I have no idea what kernel 12.04 uses. Can you tell us the kernel
version? As far as I know, Ubuntu generally pulls their kernels
directly from upstream ones (or the stable series) so this is probably
a problem for mainline kernels too.

It sounds like signals are somehow causing the sequence numbers for
signatures to get out-of-whack. -13 is -EACCES, so it sounds like the
server is just returning errors and not disconnecting the socket when
this happens. That behavior varies between different windows versions...

The reason you need to reboot to clear this is probably because
something is holding a reference to the connection to the server.
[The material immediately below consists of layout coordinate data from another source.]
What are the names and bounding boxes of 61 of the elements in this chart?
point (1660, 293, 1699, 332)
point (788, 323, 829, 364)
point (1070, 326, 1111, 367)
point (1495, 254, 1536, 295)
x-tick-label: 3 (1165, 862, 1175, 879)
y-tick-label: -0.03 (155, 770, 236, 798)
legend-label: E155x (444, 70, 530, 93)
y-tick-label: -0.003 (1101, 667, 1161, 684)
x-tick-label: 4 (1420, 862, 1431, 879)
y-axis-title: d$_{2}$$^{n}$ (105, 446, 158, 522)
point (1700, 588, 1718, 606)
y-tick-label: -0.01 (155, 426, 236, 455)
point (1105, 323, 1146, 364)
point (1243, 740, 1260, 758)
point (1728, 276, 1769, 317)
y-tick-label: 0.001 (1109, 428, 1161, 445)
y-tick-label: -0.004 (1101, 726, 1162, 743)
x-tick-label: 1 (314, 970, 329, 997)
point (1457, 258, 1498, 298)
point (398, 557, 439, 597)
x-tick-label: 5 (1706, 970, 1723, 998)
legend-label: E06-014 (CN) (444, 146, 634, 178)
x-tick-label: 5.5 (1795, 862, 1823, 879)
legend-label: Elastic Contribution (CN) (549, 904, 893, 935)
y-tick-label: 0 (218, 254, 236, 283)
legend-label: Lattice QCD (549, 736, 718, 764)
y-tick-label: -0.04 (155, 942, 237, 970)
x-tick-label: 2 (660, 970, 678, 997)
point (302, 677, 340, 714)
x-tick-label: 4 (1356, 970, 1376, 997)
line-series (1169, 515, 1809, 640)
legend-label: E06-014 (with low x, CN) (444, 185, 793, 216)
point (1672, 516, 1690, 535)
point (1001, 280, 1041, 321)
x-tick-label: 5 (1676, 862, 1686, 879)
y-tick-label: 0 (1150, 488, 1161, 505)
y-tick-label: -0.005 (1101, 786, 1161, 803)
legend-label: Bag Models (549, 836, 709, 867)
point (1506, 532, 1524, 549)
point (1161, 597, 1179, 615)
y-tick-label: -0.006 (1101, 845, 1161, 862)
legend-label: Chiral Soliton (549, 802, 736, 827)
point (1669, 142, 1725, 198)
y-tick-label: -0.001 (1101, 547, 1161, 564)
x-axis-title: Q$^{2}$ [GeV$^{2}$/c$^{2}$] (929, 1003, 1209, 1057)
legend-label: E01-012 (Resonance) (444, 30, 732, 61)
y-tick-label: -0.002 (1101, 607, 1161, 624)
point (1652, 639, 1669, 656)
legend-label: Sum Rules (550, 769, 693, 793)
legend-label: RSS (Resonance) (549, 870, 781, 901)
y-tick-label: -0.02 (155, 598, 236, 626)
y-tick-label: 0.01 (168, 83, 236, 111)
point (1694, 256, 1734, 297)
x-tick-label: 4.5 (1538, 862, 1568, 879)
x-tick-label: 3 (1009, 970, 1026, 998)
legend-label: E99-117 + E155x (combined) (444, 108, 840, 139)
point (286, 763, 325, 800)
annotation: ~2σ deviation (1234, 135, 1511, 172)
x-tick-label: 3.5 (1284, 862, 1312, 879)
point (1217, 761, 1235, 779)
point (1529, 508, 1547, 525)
When
you try to unmount and remount it, then it ends up reusing the same
socket which is obviously still having problems.

The best thing you could do is to provide as simple a way as possible
to reproduce this problem. You may also want to do some investigation
on your own by stracing the process.

Is it getting hung on a particular syscall before you ever issue your
signal? If not, then does it get hung on a syscall afterward? What
state is the process in at that time?